Shewhart control charts are successfully used to control a multi-parameter technological process, provided there is no correlation between controlled parameters. In this case, the space of dispersion of allowable values of the resulting vector $$\overline{{\varvec{x}}}$$ components is a hyper-parallelepiped with pairs of opposite sides corresponding to the upper and lower allowable deviations of measured process parameters. If there is a correlation between these parameters, the real area of acceptable scattering is a hyper-ellipsoid, axes of which are inclined with respect to the axes of the hyper-parallelepiped. In this case, the use of Shewhart charts leads to methodological erroneous decisions. Another control tool in the presence of correlation is the Hotelling chart, which can be successfully used to assess the quality of a multidimensional process. However, it should be noted that the Hotelling criterion itself allows assessing the state of the process as a whole, without highlighting the cause of its disorder. The Hotelling chart does not show which indicator directly (or the combined influence of indicators) is associated with a process violation. It is possible to radically solve the problem of controlling a multidimensional process by the use of principal components method. This method is based on applying a linear transformation of the resulting vector, which makes it possible to proceed to an independent analysis for each component without distorting the original relation of correlated data.
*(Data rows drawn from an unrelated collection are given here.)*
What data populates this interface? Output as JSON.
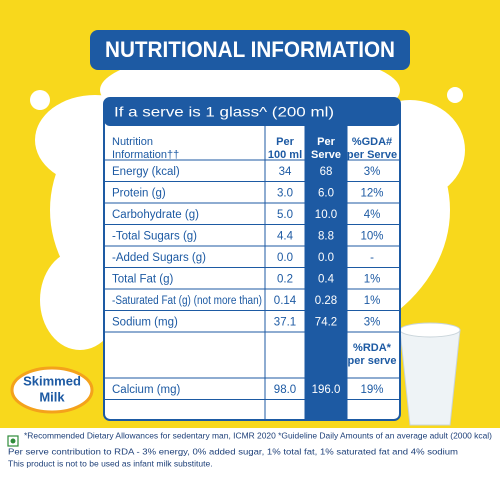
{
  "title": "NUTRITIONAL INFORMATION",
  "serve_note": "If a serve is 1 glass^ (200 ml)",
  "table": {
    "headers": [
      [
        "Nutrition",
        "Information††"
      ],
      [
        "Per",
        "100 ml"
      ],
      [
        "Per",
        "Serve"
      ],
      [
        "%GDA#",
        "per Serve"
      ]
    ],
    "rows": [
      [
        "Energy (kcal)",
        "34",
        "68",
        "3%"
      ],
      [
        "Protein (g)",
        "3.0",
        "6.0",
        "12%"
      ],
      [
        "Carbohydrate (g)",
        "5.0",
        "10.0",
        "4%"
      ],
      [
        "-Total Sugars (g)",
        "4.4",
        "8.8",
        "10%"
      ],
      [
        "-Added Sugars (g)",
        "0.0",
        "0.0",
        "-"
      ],
      [
        "Total Fat (g)",
        "0.2",
        "0.4",
        "1%"
      ],
      [
        "-Saturated Fat (g) (not more than)",
        "0.14",
        "0.28",
        "1%"
      ],
      [
        "Sodium (mg)",
        "37.1",
        "74.2",
        "3%"
      ]
    ],
    "rda_header": [
      "%RDA*",
      "per serve"
    ],
    "rda_rows": [
      [
        "Calcium (mg)",
        "98.0",
        "196.0",
        "19%"
      ]
    ]
  },
  "badge": [
    "Skimmed",
    "Milk"
  ],
  "footnotes": [
    "*Recommended Dietary Allowances for sedentary man, ICMR 2020 *Guideline Daily Amounts of an average adult (2000 kcal)",
    "Per serve contribution to RDA - 3% energy, 0% added sugar, 1% total fat, 1% saturated fat and 4% sodium",
    "This product is not to be used as infant milk substitute."
  ]
}
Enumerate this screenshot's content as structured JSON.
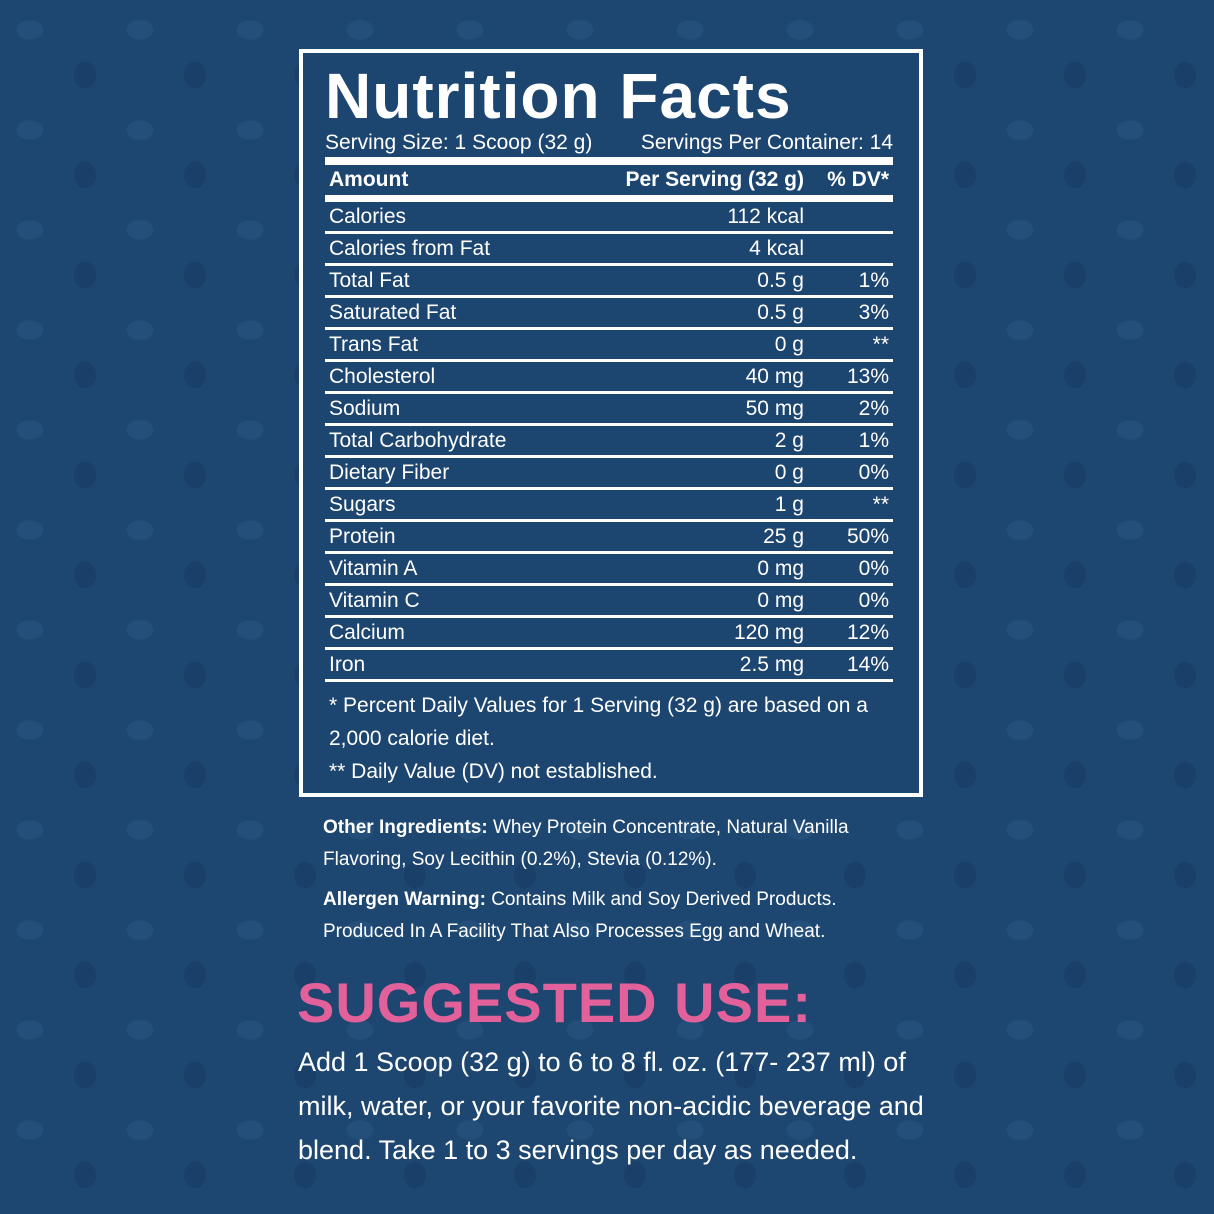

In addition, the principal component method projects a multidimensional resulting vector into the space of components of a lower dimension. Most often, as practice has shown, the variation of the resulting vector can be explained by only two or three components. This allows to build control charts. The article describes in detail the method of constructing control charts based on principal components. Evaluation of the effectiveness of the application of the method is carried out on simulated data, which are close to the measurement results obtained during the control of a real technological process. The results show that the proposed method is effective for controlling a multi-parameter technological process in the presence of a correlated parameters.